Na segunda-feira (14), o presidente dos Estados Unidos, Donald Trump, fez uma proposta polêmica durante um encontro com o presidente salvadorenho, Nayib Bukele, na Casa Branca. Trump sugeriu a deportação de cidadãos americanos para El Salvador, com foco em criminosos violentos. A proposta gerou reações de surpresa e preocupação, já que, se implementada, poderia afetar não apenas imigrantes, mas também cidadãos americanos, naturalizados ou nascidos nos EUA, considerados violentos ou envolvidos com atividades criminosas.
O encontro entre os dois líderes foi marcado por elogios mútuos, com Trump chamando Bukele de “baita presidente” e destacando o trabalho do salvadorenho no combate ao crime.

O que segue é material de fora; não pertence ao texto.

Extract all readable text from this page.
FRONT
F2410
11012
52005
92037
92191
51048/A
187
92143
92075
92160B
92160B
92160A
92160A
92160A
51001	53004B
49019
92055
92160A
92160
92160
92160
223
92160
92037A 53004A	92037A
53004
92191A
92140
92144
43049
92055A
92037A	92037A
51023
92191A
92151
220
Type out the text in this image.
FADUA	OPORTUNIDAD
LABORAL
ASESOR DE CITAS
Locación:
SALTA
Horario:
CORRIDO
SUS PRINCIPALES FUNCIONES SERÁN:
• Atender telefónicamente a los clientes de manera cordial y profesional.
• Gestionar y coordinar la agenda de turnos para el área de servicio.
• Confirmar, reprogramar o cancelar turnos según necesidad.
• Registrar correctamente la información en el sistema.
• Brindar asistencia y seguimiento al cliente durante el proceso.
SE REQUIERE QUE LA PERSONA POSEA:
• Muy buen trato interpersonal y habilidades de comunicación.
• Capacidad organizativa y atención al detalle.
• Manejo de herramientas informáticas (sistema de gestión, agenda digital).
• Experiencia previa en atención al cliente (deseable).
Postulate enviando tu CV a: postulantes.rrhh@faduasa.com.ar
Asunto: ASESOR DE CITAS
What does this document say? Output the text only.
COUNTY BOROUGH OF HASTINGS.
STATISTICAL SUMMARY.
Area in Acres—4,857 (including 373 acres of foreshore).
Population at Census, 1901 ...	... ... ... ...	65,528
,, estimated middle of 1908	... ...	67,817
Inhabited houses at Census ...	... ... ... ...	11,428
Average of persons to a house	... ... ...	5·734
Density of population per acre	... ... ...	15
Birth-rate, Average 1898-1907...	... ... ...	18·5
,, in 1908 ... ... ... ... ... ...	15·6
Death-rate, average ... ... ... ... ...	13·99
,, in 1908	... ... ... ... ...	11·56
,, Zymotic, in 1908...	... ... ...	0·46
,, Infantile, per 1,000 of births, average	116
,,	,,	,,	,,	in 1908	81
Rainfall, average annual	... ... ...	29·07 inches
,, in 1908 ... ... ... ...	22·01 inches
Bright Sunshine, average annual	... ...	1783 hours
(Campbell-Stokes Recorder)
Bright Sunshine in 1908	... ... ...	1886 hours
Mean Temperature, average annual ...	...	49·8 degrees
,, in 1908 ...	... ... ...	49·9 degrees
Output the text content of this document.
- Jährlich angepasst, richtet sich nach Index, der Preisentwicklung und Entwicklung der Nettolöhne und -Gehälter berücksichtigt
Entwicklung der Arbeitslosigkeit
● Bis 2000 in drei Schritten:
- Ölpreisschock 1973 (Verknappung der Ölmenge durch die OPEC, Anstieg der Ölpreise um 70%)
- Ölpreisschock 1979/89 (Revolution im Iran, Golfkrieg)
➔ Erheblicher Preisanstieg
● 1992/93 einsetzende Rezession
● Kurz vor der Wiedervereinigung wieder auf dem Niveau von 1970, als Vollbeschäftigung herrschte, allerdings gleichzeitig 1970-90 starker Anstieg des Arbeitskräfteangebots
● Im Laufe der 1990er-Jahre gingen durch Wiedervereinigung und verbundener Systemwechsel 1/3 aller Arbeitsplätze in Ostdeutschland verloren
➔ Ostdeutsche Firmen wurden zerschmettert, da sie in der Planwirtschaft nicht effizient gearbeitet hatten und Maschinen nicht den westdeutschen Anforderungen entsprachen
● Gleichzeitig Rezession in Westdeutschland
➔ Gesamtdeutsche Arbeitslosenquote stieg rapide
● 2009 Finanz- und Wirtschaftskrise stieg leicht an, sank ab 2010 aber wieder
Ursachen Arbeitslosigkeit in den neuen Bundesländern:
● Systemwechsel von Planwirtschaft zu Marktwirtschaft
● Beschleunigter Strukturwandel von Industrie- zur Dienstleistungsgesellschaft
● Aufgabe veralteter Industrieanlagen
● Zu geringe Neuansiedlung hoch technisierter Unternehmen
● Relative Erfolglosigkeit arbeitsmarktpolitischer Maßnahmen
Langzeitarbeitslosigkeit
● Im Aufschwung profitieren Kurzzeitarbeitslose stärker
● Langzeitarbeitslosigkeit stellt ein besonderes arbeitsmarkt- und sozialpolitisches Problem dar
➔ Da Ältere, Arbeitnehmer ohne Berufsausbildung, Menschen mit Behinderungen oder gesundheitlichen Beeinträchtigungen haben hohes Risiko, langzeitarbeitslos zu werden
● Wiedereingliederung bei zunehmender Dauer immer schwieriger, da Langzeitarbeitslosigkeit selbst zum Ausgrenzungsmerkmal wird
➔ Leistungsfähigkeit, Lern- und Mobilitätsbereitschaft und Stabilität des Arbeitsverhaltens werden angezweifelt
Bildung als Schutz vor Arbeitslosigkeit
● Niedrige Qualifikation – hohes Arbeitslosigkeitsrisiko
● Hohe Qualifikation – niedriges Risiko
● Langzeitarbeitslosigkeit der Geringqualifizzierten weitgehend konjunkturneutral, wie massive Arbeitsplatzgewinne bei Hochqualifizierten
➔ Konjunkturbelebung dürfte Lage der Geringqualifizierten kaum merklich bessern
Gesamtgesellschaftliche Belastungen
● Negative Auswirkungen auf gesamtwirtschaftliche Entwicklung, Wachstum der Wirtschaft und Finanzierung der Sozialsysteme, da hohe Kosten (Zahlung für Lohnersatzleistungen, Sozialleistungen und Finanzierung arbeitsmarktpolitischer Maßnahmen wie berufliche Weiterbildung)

A proposta de deportação foi discutida dentro do contexto de medidas para combater a violência nas ruas dos Estados Unidos, principalmente a violência contra pessoas vulneráveis, como idosos. Trump mencionou casos de criminosos que, segundo ele, atacam de maneira brutal e impune, como os que agem em transporte público ou atacam pessoas com tacos de beisebol.
Trump disse que a medida de deportação seria levada em consideração, mas que só seguiria adiante caso a equipe jurídica da Casa Branca confirmasse que a ação seria legal. A deportação seria direcionada a cidadãos americanos com históricos de envolvimento com crimes violentos, e o presidente também sugeriu que os EUA poderiam financiar a construção de novos presídios de alta segurança em El Salvador, país que já tem colaborado com os EUA no processo de recepção de prisioneiros.
O governo dos EUA também está discutindo a possibilidade de enviar imigrantes ilegais de volta para El Salvador, com Trump destacando que o país possui “estruturas fortes” e é eficaz no controle de criminosos. Bukele se mostrou aberto à proposta e reafirmou que o El Salvador está disposto a receber prisioneiros norte-americanos. Desde março de 2025, o país tem aceitado imigrantes deportados, especialmente aqueles acusados de envolvimento com gangues e crimes violentos, como os mais de 200 imigrantes venezuelanos que foram enviados para a megaprisão de segurança máxima nas proximidades de San Salvador.
Trump também reafirmou sua parceria com Bukele, considerando-o um aliado fundamental na luta contra o crime, não só em El Salvador, mas também em relação à política de imigração nos EUA. O presidente dos EUA elogiou o trabalho de Bukele e disse estar “honrado” em recebê-lo na Casa Branca. Segundo Trump, a relação entre os dois tem sido frutífera para ambas as nações e destacou que a colaboração em questões de segurança e imigração tem sido um ponto chave dessa parceria.
Entretanto, o encontro entre os presidentes aconteceu em meio a protestos. A família de Kilmar Abrego Garcia, um imigrante salvadorenho deportado por erro pelo governo dos EUA, protestou em frente à Casa Branca. Kilmar tinha uma autorização de trabalho nos EUA e foi deportado para El Salvador, mesmo estando legalmente no país. Esse caso levantou questões sobre a legalidade das deportações, especialmente quando há erros administrativos. O governo Trump admitiu o erro, mas até o momento não cumpriu a determinação judicial de trazer Kilmar de volta aos Estados Unidos.
Após a reunião com Trump, Bukele usou as redes sociais para expressar sua satisfação com a visita e a parceria com os EUA. Ele postou uma foto ao lado de Trump e se referiu ao presidente norte-americano como “amigo”. Bukele também comentou sobre os desafios de lidar com a imigração ilegal e os criminosos envolvidos com gangues, e reafirmou que está aberto a colaborar com os EUA para combater esse problema.
Enquanto isso, a situação continua a gerar controvérsia, com defensores dos direitos dos imigrantes questionando as políticas agressivas de deportação e os métodos adotados pelo governo Trump. Além disso, a proposta de deportar cidadãos americanos e imigrantes de volta para El Salvador traz à tona preocupações sobre o tratamento dos prisioneiros em El Salvador, onde a megaprison ha gerado críticas de organizações de direitos humanos. O impacto dessas políticas será acompanhado de perto, especialmente à medida que o Congresso dos EUA começa a avaliar as propostas do presidente.